Our continuing CDX Digital Roundtable series recently welcomed innovation and emerging product executives from the banking giant Citi and the new regional bank Truist (formed by the merger of SunTrust and BB&T).
Expanding Digital Banking Services
Allyson Laurance, Head of Partnerships, Business Development and North America Innovation for Citi’s Trade & Treasury Solutions division, noted that “the innovation team is busier than before.” The bank has launched digital banking platforms in six countries as Covid-19 spread across the globe, she said. These efforts enabled clients to open over 1,000 (and counting) new corporate accounts during the lockdown. Citi plans to expand its digital offering from thirty-seven to fifty countries by the end of 2020. “The client portals were simmering for a bit” noted Laurance “and now they’re going full steam ahead.”

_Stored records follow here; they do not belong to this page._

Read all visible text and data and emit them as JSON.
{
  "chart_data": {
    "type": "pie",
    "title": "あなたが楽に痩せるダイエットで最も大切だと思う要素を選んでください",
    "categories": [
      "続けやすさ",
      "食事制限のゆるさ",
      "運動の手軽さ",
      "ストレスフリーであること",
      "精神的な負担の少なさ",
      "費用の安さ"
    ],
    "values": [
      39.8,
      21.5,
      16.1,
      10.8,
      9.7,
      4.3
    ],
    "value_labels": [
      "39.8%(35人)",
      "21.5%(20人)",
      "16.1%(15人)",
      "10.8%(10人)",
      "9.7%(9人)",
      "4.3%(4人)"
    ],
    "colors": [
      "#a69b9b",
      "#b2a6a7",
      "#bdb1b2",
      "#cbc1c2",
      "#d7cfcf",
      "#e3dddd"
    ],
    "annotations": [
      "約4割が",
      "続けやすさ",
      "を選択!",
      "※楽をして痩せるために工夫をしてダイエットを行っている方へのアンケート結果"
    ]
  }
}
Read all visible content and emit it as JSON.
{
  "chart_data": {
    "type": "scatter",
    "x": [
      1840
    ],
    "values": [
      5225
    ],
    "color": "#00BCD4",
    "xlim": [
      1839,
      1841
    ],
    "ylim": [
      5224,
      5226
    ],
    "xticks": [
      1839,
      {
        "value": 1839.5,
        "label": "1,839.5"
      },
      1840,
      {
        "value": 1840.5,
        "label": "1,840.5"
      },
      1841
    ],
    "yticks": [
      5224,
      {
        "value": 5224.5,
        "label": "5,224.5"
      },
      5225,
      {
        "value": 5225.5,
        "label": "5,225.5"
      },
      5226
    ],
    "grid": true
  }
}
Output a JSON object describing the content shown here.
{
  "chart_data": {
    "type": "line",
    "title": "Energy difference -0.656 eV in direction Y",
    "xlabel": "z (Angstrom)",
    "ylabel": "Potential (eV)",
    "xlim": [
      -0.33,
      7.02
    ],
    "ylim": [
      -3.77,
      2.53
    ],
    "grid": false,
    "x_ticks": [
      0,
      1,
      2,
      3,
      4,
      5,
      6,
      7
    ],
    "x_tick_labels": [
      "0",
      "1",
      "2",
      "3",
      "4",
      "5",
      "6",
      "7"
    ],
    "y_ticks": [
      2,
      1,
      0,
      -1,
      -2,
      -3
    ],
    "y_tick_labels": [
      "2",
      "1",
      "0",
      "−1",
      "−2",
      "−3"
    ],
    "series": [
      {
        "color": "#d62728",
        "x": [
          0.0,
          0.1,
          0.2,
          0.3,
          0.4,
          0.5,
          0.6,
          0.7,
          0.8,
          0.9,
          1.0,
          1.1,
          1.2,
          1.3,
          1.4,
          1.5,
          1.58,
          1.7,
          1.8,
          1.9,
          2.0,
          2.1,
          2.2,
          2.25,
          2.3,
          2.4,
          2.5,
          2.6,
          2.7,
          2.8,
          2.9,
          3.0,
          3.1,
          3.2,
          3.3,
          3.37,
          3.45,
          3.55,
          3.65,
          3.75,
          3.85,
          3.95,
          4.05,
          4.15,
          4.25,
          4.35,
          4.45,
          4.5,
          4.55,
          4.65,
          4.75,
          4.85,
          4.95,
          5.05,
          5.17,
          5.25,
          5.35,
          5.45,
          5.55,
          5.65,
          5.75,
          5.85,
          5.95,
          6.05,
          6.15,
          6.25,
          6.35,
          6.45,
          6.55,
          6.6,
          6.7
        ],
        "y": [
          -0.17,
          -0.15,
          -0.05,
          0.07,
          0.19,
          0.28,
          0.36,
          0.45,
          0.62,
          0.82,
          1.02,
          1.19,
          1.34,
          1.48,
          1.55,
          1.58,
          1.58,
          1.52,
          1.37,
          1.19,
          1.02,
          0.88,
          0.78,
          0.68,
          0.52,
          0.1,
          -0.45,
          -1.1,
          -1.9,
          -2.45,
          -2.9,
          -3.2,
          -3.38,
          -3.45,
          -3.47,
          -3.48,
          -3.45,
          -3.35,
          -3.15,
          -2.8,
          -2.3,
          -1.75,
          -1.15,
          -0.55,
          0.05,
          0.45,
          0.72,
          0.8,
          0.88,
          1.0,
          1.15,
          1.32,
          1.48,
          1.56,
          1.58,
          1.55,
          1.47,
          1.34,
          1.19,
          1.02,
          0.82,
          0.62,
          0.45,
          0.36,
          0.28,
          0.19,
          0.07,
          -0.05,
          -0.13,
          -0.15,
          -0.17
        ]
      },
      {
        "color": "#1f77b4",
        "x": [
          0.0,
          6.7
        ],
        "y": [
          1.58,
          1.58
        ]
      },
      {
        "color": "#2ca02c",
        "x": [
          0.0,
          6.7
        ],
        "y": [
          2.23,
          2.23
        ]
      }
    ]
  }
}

As for Citi’s innovation management efforts, “we’ll tie in more closely full circle with our sales teams.” Laurance noted that Citi’s open innovation efforts have been impacted but not diminished in this period. Prior to Covid-19, Laurance and her team typically engaged their ecosystem in person. But with communication now entirely by phone and via digital platforms, the innovation process has actually become more efficient, she said: “it’s much more coordinated around strategic business priorities.”
An Opportunity To Reset
Joining Laurance was Nathan Meyer, Head of Next Generation Product & Innovation at Truist. Meyer oversees the bank’s open innovation efforts and is developing its corporate innovation strategy. The merger, combined with the health crisis, has created a doubly unique situation, he said. The newly-combined enterprise is launching a new brand in existing markets even as it seeks to expand both geographically and demographically in new markets. While recognizing the challenges, Meyer noted that it gives the bank a chance “to modernize from the ground up.”
He said this unique reset allows the innovation and technology teams to “focus on reconfiguring our architecture and infrastructure and put things in place that allow us to accelerate [the] digital experience.” He also said that successful innovation efforts moving forward will require the enterprise to focus on “human capital, academic relationships, and (finding) the next generation of talent.”
Both said their banks have no choice but to accelerate digital transformation efforts. And they both made it clear the digital experience for customers must be the top priority. As Meyer asked, “how do you make sure that that connection is…meaningful to the clients in a digital-first landscape?”